Nous avons passé des heures à analyser ce qui allait se passer.
Elle a expliqué la procédure de mise en accusation, les requêtes préliminaires, les propositions de plaidoyer qui peuvent être acceptées puis refusées, la différence entre complot et tentative, et les peines encourues en cas de condamnation.
Puis elle a commencé à me préparer pour le témoignage.

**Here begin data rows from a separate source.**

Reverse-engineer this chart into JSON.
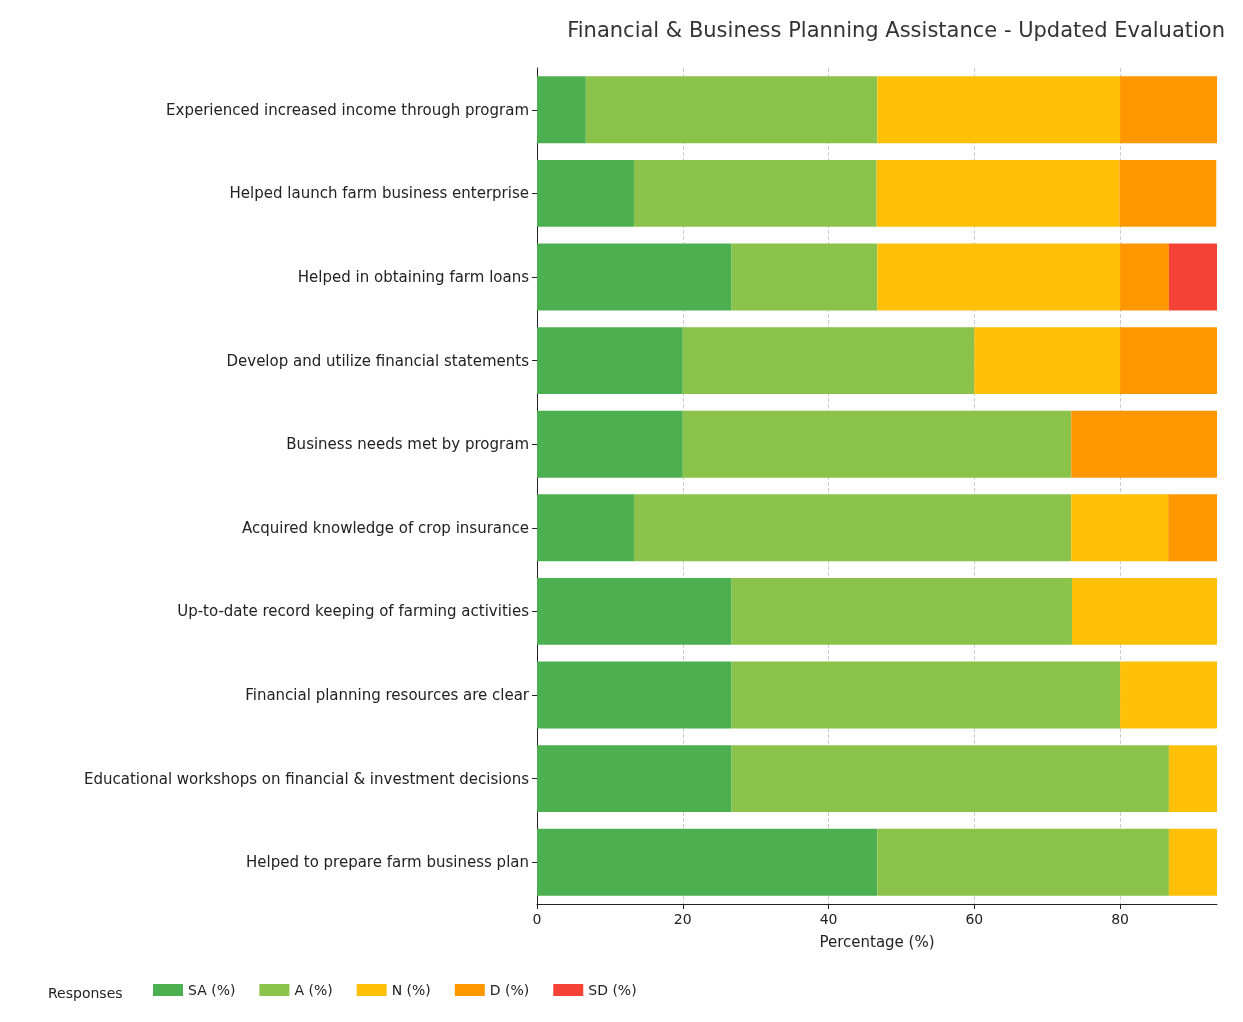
{
  "chart_data": {
    "type": "bar",
    "orientation": "horizontal",
    "stacked": true,
    "title": "Financial & Business Planning Assistance - Updated Evaluation",
    "xlabel": "Percentage (%)",
    "legend_title": "Responses",
    "legend": "bottom left",
    "grid": "x",
    "categories": [
      "Experienced increased income through program",
      "Helped launch farm business enterprise",
      "Helped in obtaining farm loans",
      "Develop and utilize financial statements",
      "Business needs met by program",
      "Acquired knowledge of crop insurance",
      "Up-to-date record keeping of farming activities",
      "Financial planning resources are clear",
      "Educational workshops on financial & investment decisions",
      "Helped to prepare farm business plan"
    ],
    "xlim": [
      0,
      93.3
    ],
    "xticks": [
      0,
      20,
      40,
      60,
      80
    ],
    "series": [
      {
        "name": "SA (%)",
        "color": "#4caf50",
        "values": [
          6.7,
          13.3,
          26.7,
          20,
          20,
          13.3,
          26.7,
          26.7,
          26.7,
          46.7
        ]
      },
      {
        "name": "A (%)",
        "color": "#8bc34a",
        "values": [
          40,
          33.3,
          20,
          40,
          53.3,
          60,
          46.7,
          53.3,
          60,
          40
        ]
      },
      {
        "name": "N (%)",
        "color": "#ffc107",
        "values": [
          33.3,
          33.3,
          33.3,
          20,
          null,
          13.3,
          20,
          13.3,
          6.7,
          6.7
        ]
      },
      {
        "name": "D (%)",
        "color": "#ff9800",
        "values": [
          13.3,
          13.3,
          6.7,
          13.3,
          20,
          6.7,
          null,
          null,
          null,
          null
        ]
      },
      {
        "name": "SD (%)",
        "color": "#f44336",
        "values": [
          null,
          null,
          6.7,
          null,
          null,
          null,
          null,
          null,
          null,
          null
        ]
      }
    ]
  }
}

« Ils vont essayer de vous faire réagir émotionnellement », dit-elle. « Ils vont appuyer sur tous les boutons sensibles : la culpabilité, la honte, les regrets. Ils vous demanderont pourquoi vous travailliez autant quand votre fils était petit. Pourquoi vous lui avez parlé de vos prêts. Pourquoi vous n'avez pas déménagé plus près de lui quand il a commencé à gagner de l'argent. Ils insinueront que tout cela n'est qu'une vengeance, que vous êtes une mère aigrie qui punit un fils qui a pris son indépendance. »

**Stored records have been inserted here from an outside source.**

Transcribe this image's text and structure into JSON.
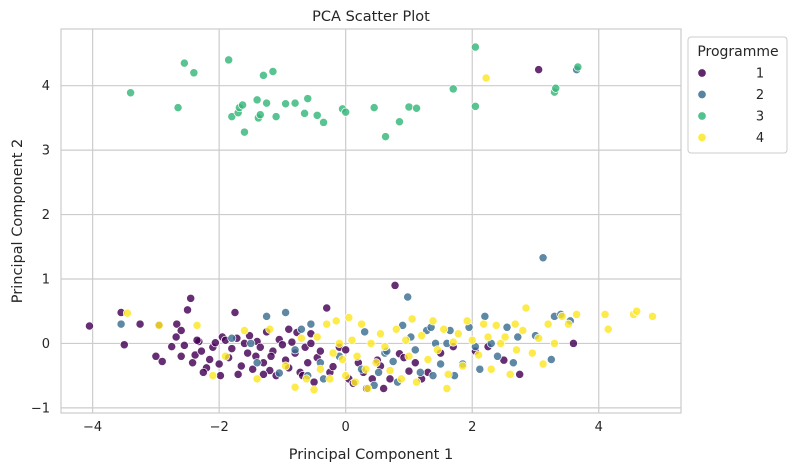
{
  "chart_data": {
    "type": "scatter",
    "title": "PCA Scatter Plot",
    "xlabel": "Principal Component 1",
    "ylabel": "Principal Component 2",
    "xlim": [
      -4.5,
      5.3
    ],
    "ylim": [
      -1.08,
      4.88
    ],
    "xticks": [
      -4,
      -2,
      0,
      2,
      4
    ],
    "yticks": [
      -1,
      0,
      1,
      2,
      3,
      4
    ],
    "grid": true,
    "legend": {
      "title": "Programme",
      "placement": "outside-top-right"
    },
    "series": [
      {
        "name": "1",
        "color": "#440154",
        "points": [
          [
            -4.05,
            0.27
          ],
          [
            -3.55,
            0.48
          ],
          [
            -3.5,
            -0.02
          ],
          [
            -3.25,
            0.3
          ],
          [
            -3.0,
            -0.2
          ],
          [
            -2.95,
            0.29
          ],
          [
            -2.9,
            -0.28
          ],
          [
            -2.75,
            -0.05
          ],
          [
            -2.68,
            0.1
          ],
          [
            -2.67,
            0.3
          ],
          [
            -2.6,
            -0.2
          ],
          [
            -2.55,
            -0.03
          ],
          [
            -2.5,
            0.52
          ],
          [
            -2.45,
            0.7
          ],
          [
            -2.42,
            -0.3
          ],
          [
            -2.38,
            -0.18
          ],
          [
            -2.32,
            0.03
          ],
          [
            -2.28,
            -0.12
          ],
          [
            -2.2,
            -0.38
          ],
          [
            -2.15,
            -0.25
          ],
          [
            -2.1,
            -0.06
          ],
          [
            -2.06,
            0.01
          ],
          [
            -2.0,
            -0.32
          ],
          [
            -1.95,
            0.1
          ],
          [
            -1.9,
            0.05
          ],
          [
            -1.85,
            -0.22
          ],
          [
            -1.8,
            -0.08
          ],
          [
            -1.75,
            0.48
          ],
          [
            -1.7,
            -0.48
          ],
          [
            -1.65,
            -0.35
          ],
          [
            -1.6,
            0.0
          ],
          [
            -1.55,
            -0.15
          ],
          [
            -1.52,
            0.12
          ],
          [
            -1.47,
            -0.4
          ],
          [
            -1.42,
            -0.2
          ],
          [
            -1.4,
            0.03
          ],
          [
            -1.35,
            -0.06
          ],
          [
            -1.3,
            -0.3
          ],
          [
            -1.25,
            0.18
          ],
          [
            -1.2,
            -0.42
          ],
          [
            -1.15,
            -0.12
          ],
          [
            -1.1,
            -0.5
          ],
          [
            -1.05,
            0.06
          ],
          [
            -1.0,
            -0.02
          ],
          [
            -0.95,
            -0.26
          ],
          [
            -0.9,
            -0.38
          ],
          [
            -0.85,
            0.02
          ],
          [
            -0.8,
            -0.15
          ],
          [
            -0.77,
            0.17
          ],
          [
            -0.72,
            -0.45
          ],
          [
            -0.68,
            -0.5
          ],
          [
            -0.64,
            -0.06
          ],
          [
            -0.6,
            -0.3
          ],
          [
            -0.55,
            0.0
          ],
          [
            -0.5,
            -0.6
          ],
          [
            -0.45,
            -0.22
          ],
          [
            -0.4,
            -0.12
          ],
          [
            -0.3,
            0.55
          ],
          [
            -0.25,
            -0.45
          ],
          [
            -0.2,
            -0.36
          ],
          [
            -0.1,
            -0.06
          ],
          [
            0.0,
            -0.1
          ],
          [
            0.05,
            -0.55
          ],
          [
            0.12,
            -0.62
          ],
          [
            0.2,
            -0.3
          ],
          [
            0.28,
            -0.45
          ],
          [
            0.33,
            -0.7
          ],
          [
            0.42,
            -0.55
          ],
          [
            0.5,
            -0.26
          ],
          [
            0.55,
            -0.35
          ],
          [
            0.6,
            -0.7
          ],
          [
            0.7,
            -0.55
          ],
          [
            0.78,
            0.9
          ],
          [
            0.85,
            -0.16
          ],
          [
            0.92,
            -0.22
          ],
          [
            1.0,
            -0.43
          ],
          [
            1.1,
            -0.3
          ],
          [
            1.2,
            -0.55
          ],
          [
            1.3,
            -0.45
          ],
          [
            1.5,
            -0.15
          ],
          [
            1.7,
            -0.05
          ],
          [
            2.05,
            -0.12
          ],
          [
            2.25,
            -0.05
          ],
          [
            2.5,
            -0.26
          ],
          [
            2.75,
            -0.48
          ],
          [
            3.05,
            4.25
          ],
          [
            3.6,
            0.0
          ],
          [
            -2.25,
            -0.45
          ],
          [
            -1.98,
            -0.5
          ],
          [
            -1.3,
            -0.48
          ],
          [
            -0.9,
            0.22
          ],
          [
            -2.6,
            0.2
          ],
          [
            -2.35,
            0.05
          ],
          [
            -1.72,
            0.08
          ],
          [
            -1.18,
            -0.2
          ],
          [
            -0.55,
            0.15
          ]
        ]
      },
      {
        "name": "2",
        "color": "#3b6e90",
        "points": [
          [
            -3.55,
            0.3
          ],
          [
            -1.8,
            0.08
          ],
          [
            -1.5,
            0.0
          ],
          [
            -1.4,
            -0.3
          ],
          [
            -1.25,
            0.42
          ],
          [
            -0.95,
            0.48
          ],
          [
            -0.8,
            -0.1
          ],
          [
            -0.7,
            0.22
          ],
          [
            -0.6,
            -0.5
          ],
          [
            -0.55,
            0.3
          ],
          [
            -0.4,
            -0.3
          ],
          [
            -0.35,
            -0.55
          ],
          [
            -0.1,
            -0.2
          ],
          [
            0.25,
            -0.4
          ],
          [
            0.3,
            0.18
          ],
          [
            0.45,
            -0.65
          ],
          [
            0.52,
            -0.45
          ],
          [
            0.62,
            -0.15
          ],
          [
            0.75,
            -0.28
          ],
          [
            0.82,
            -0.6
          ],
          [
            0.9,
            0.28
          ],
          [
            0.98,
            0.72
          ],
          [
            1.03,
            0.1
          ],
          [
            1.1,
            -0.1
          ],
          [
            1.18,
            -0.45
          ],
          [
            1.28,
            0.2
          ],
          [
            1.35,
            0.25
          ],
          [
            1.42,
            0.0
          ],
          [
            1.5,
            -0.32
          ],
          [
            1.6,
            0.0
          ],
          [
            1.65,
            0.2
          ],
          [
            1.72,
            -0.5
          ],
          [
            1.85,
            -0.32
          ],
          [
            1.95,
            0.25
          ],
          [
            2.05,
            -0.05
          ],
          [
            2.12,
            -0.4
          ],
          [
            2.2,
            0.42
          ],
          [
            2.3,
            0.0
          ],
          [
            2.4,
            -0.2
          ],
          [
            2.55,
            0.25
          ],
          [
            2.65,
            -0.3
          ],
          [
            2.72,
            0.1
          ],
          [
            3.0,
            0.12
          ],
          [
            3.12,
            1.33
          ],
          [
            3.25,
            -0.25
          ],
          [
            3.3,
            0.42
          ],
          [
            3.4,
            0.45
          ],
          [
            3.55,
            0.35
          ],
          [
            3.65,
            4.25
          ],
          [
            0.65,
            -0.12
          ],
          [
            1.38,
            -0.5
          ],
          [
            -1.05,
            -0.46
          ]
        ]
      },
      {
        "name": "3",
        "color": "#35b779",
        "points": [
          [
            -3.4,
            3.89
          ],
          [
            -2.65,
            3.66
          ],
          [
            -2.55,
            4.35
          ],
          [
            -2.4,
            4.2
          ],
          [
            -1.85,
            4.4
          ],
          [
            -1.8,
            3.52
          ],
          [
            -1.7,
            3.58
          ],
          [
            -1.68,
            3.66
          ],
          [
            -1.63,
            3.7
          ],
          [
            -1.6,
            3.28
          ],
          [
            -1.4,
            3.78
          ],
          [
            -1.38,
            3.5
          ],
          [
            -1.35,
            3.55
          ],
          [
            -1.3,
            4.16
          ],
          [
            -1.25,
            3.73
          ],
          [
            -1.15,
            4.22
          ],
          [
            -1.1,
            3.52
          ],
          [
            -0.95,
            3.72
          ],
          [
            -0.8,
            3.73
          ],
          [
            -0.65,
            3.57
          ],
          [
            -0.6,
            3.8
          ],
          [
            -0.45,
            3.54
          ],
          [
            -0.35,
            3.43
          ],
          [
            -0.05,
            3.64
          ],
          [
            -0.0,
            3.59
          ],
          [
            0.45,
            3.66
          ],
          [
            0.63,
            3.21
          ],
          [
            0.85,
            3.44
          ],
          [
            1.0,
            3.67
          ],
          [
            1.12,
            3.65
          ],
          [
            1.7,
            3.95
          ],
          [
            2.05,
            4.6
          ],
          [
            2.05,
            3.68
          ],
          [
            3.3,
            3.9
          ],
          [
            3.32,
            3.96
          ],
          [
            3.67,
            4.29
          ]
        ]
      },
      {
        "name": "4",
        "color": "#fde725",
        "points": [
          [
            -3.45,
            0.47
          ],
          [
            -2.95,
            0.28
          ],
          [
            -2.35,
            0.28
          ],
          [
            -2.1,
            -0.5
          ],
          [
            -1.9,
            -0.2
          ],
          [
            -1.6,
            0.2
          ],
          [
            -1.4,
            -0.55
          ],
          [
            -1.2,
            0.22
          ],
          [
            -0.95,
            -0.35
          ],
          [
            -0.8,
            -0.68
          ],
          [
            -0.7,
            0.08
          ],
          [
            -0.62,
            -0.55
          ],
          [
            -0.5,
            -0.72
          ],
          [
            -0.45,
            0.1
          ],
          [
            -0.4,
            -0.4
          ],
          [
            -0.3,
            0.3
          ],
          [
            -0.25,
            -0.55
          ],
          [
            -0.15,
            0.35
          ],
          [
            -0.1,
            0.0
          ],
          [
            -0.05,
            -0.25
          ],
          [
            0.0,
            -0.5
          ],
          [
            0.05,
            0.4
          ],
          [
            0.1,
            0.05
          ],
          [
            0.18,
            -0.2
          ],
          [
            0.25,
            0.3
          ],
          [
            0.32,
            -0.4
          ],
          [
            0.4,
            0.0
          ],
          [
            0.48,
            -0.3
          ],
          [
            0.55,
            0.15
          ],
          [
            0.62,
            -0.05
          ],
          [
            0.7,
            -0.42
          ],
          [
            0.8,
            0.22
          ],
          [
            0.88,
            -0.55
          ],
          [
            0.95,
            0.05
          ],
          [
            1.05,
            0.38
          ],
          [
            1.12,
            -0.6
          ],
          [
            1.2,
            0.12
          ],
          [
            1.3,
            -0.25
          ],
          [
            1.38,
            0.35
          ],
          [
            1.45,
            -0.1
          ],
          [
            1.55,
            0.22
          ],
          [
            1.62,
            -0.48
          ],
          [
            1.7,
            0.02
          ],
          [
            1.78,
            0.15
          ],
          [
            1.85,
            -0.35
          ],
          [
            1.92,
            0.35
          ],
          [
            2.0,
            0.05
          ],
          [
            2.1,
            -0.18
          ],
          [
            2.18,
            0.3
          ],
          [
            2.22,
            4.12
          ],
          [
            2.3,
            -0.4
          ],
          [
            2.38,
            0.28
          ],
          [
            2.45,
            0.0
          ],
          [
            2.52,
            0.1
          ],
          [
            2.6,
            -0.48
          ],
          [
            2.68,
            0.3
          ],
          [
            2.8,
            0.2
          ],
          [
            2.85,
            0.55
          ],
          [
            2.95,
            -0.15
          ],
          [
            3.05,
            0.08
          ],
          [
            3.12,
            -0.32
          ],
          [
            3.2,
            0.3
          ],
          [
            3.3,
            0.0
          ],
          [
            3.42,
            0.42
          ],
          [
            3.52,
            0.3
          ],
          [
            3.65,
            0.45
          ],
          [
            4.1,
            0.45
          ],
          [
            4.15,
            0.22
          ],
          [
            4.55,
            0.45
          ],
          [
            4.6,
            0.5
          ],
          [
            4.85,
            0.42
          ],
          [
            0.35,
            -0.7
          ],
          [
            0.15,
            -0.6
          ],
          [
            -0.2,
            -0.15
          ],
          [
            1.0,
            -0.2
          ],
          [
            1.6,
            -0.7
          ],
          [
            2.25,
            0.1
          ],
          [
            2.7,
            -0.1
          ]
        ]
      }
    ]
  }
}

Elle imita la voix probable de l'avocat de la défense, incisive et sceptique.
« N’est-il pas vrai, Madame Henderson, que vous êtes jalouse de la richesse de votre fils ? demanda-t-elle. Que vous vous sentez délaissée par son succès ? Que toute cette accusation n’est qu’un moyen de le contrôler à nouveau ? »
J'ai avalé.
« Non », ai-je dit. « Il a essayé de me tuer. Ce n'est pas de la vengeance. C'est la réalité. »
« Bien », dit-elle. « Mais vous devez le dire calmement. Le jury observera tout : votre posture, votre respiration, si vous paraissez raisonnable ou déséquilibré. Ce n'est pas juste, mais c'est la réalité du tribunal. »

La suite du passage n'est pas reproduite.